There is, of course, a strong element of ideological polemic in the book. Most of the time it fits in pretty well. Occasionally it’s a bit ham-handed. Examples with obvious real-world parallels become familiar and fairly easy to relate to. Some of the measures Carrera condones are extreme and unappealing, but understandable. The reliance on torture and assassination as means to an end can be troubling, but it makes sense in context. Kratman wants us to see what a real war on terror would be like and the degree of ruthlessness it would require, and that’s valuable, even if it makes the reader uncomfortable. His attacks on the transnational progressive elites of both Terra Nova and Earth still aren’t terribly subtle, but they’re well thought out and pretty convincing in context. Only a couple of the cheapest shots ring false, such as a brief dissertation on hostile alien plantlife like the Tranzi Tree and Progressivine which bear fairly contrived relationships to the groups he targets for criticism. Kratman’s first-hand familiarity with the real-world cultures and regions on which he bases his settings helps make the whole book more convincing.
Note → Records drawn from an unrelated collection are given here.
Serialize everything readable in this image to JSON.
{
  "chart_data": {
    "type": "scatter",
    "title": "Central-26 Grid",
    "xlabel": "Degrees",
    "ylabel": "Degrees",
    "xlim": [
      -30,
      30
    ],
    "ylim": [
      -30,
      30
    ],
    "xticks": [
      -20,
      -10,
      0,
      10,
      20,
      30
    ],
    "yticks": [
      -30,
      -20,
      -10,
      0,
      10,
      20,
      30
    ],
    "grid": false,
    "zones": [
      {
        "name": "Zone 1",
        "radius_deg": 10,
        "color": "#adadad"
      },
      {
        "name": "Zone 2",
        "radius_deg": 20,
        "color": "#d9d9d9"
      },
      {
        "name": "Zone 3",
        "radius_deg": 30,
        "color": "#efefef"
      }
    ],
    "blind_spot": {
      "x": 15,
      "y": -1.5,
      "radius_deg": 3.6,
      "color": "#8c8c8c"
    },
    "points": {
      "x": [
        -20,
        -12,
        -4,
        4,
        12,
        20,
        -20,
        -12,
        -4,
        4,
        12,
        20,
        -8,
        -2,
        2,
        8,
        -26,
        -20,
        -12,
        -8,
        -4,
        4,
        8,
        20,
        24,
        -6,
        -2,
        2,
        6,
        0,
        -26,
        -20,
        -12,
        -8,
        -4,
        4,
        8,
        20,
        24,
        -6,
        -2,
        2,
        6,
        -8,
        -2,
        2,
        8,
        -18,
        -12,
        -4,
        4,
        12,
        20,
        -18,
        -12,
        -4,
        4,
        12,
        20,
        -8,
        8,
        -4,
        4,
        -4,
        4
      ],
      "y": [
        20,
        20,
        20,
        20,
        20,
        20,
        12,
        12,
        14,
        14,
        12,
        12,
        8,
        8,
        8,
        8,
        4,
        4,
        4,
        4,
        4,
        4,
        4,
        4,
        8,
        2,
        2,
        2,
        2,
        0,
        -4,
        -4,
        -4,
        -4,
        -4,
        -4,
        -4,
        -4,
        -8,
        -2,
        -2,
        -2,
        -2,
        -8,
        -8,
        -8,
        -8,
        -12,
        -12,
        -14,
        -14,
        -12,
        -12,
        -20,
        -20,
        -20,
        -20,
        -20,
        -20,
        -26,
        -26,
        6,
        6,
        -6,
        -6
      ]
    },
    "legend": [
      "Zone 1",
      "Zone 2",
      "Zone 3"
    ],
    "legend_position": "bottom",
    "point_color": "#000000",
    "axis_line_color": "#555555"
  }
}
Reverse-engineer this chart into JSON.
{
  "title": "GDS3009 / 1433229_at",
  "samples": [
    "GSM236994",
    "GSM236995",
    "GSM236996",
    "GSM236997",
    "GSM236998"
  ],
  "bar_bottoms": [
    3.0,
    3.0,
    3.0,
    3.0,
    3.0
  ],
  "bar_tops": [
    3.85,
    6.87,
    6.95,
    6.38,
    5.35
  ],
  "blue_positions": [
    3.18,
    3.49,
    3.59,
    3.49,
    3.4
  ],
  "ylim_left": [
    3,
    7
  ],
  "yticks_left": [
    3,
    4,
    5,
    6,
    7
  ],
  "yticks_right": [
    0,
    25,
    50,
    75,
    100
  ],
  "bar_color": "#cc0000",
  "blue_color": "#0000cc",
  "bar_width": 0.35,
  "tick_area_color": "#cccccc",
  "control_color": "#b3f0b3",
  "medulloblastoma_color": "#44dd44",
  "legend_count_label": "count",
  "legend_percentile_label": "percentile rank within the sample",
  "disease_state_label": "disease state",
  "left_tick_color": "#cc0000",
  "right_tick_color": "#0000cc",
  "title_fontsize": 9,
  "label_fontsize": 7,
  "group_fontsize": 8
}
Reading the book as I did, while controversy was breaking about Blackwater’s involvement in Iraq, added an interesting twist. The news was revealing the important role which mercenaries played in the real war at the same time that they played an even larger and more glorious role in Kratman’s book. Carnifex also brought home to me even more than Kratman’s previous book, the guilt which attaches to those organizations and individuals who for their own political advancement are willing to tolerate the barbaric behavior of terrorists and tyrants when they share a common enemy, especially when that enemy is individual liberty.
On the whole, Carnifex is a good read. It will offend some readers, but those readers probably wouldn’t have made it through the first book anyway. For the rest of us it’s a valuable combination of literary entertainment and thought provoking exploration of thinly disguised recent history. Kratman should get to work on a sequel, because I’m eager to see how Carrera and his followers deal with the decadent oligarchs of old Earth.